We must individually commit to speak up, not be bystanders but upstanders. We must audit our sphere of influence and develop clear lines of accountability. Silence about this American tragedy does not recognize that this trauma is collective; we must all share in this immense pain. When humanity witnesses the injustice of racism, people respond to this trauma in different ways. This may show up at work in correctional settings in different ways. We must also recognize that many people who work in corrections are people of color and that working in a setting characterized by racial injustice may present a distinctive challenge.
NCCHC has stated its support for “all who seek to make our justice system more just, more fair, and more inclusive” and for working with individuals and organizations to do such work that improves the health of incarcerated patients and their communities.

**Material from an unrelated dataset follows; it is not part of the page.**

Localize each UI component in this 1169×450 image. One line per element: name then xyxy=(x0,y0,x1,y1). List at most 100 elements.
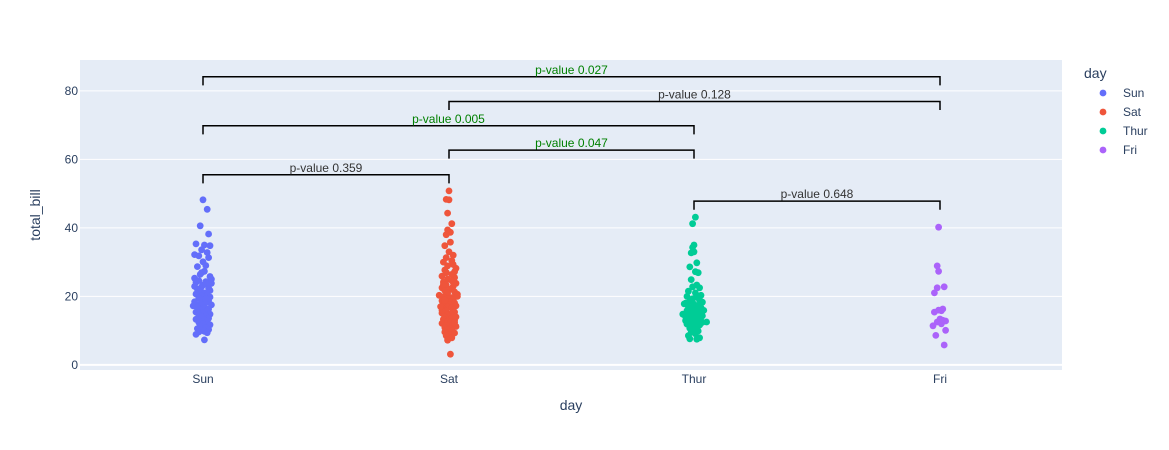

Racism, in all of its subtle and overt forms, is debilitating and a threat to public health. But it can be undone. Estelle v. Gamble transformed the landscape of correctional health over 40 years ago. We are now at another moment when we can transform correctional health care and make it more just. This critical time in history marks an opportunity for us to enhance the quality of our organizational cultures and interactions with colleagues, staff, patients, and community partners through an awareness of the need to address the structural injustices of racism in the daily work of correctional health care.
As Kareem Abdul-Jabbar wrote in the Los Angeles Times, “Racism in America is like dust in the air. It seems invisible – even if you’re choking on it – until you let the sun in. Then you see it’s everywhere. As long as we keep shining that light, we have a chance of cleaning it wherever it lands. But we have to stay vigilant, because it’s always still in the air.”
Wendi Wills El-Amin, MD, is the NCCHC board liaison for the National Medical Association; Carolyn Sufrin, MD, PhD, is the NCCHC board liaison for the American College of Obstetricians and Gynecologists. This editorial first appeared in the Summer 2020 issue of CorrectCare magazine.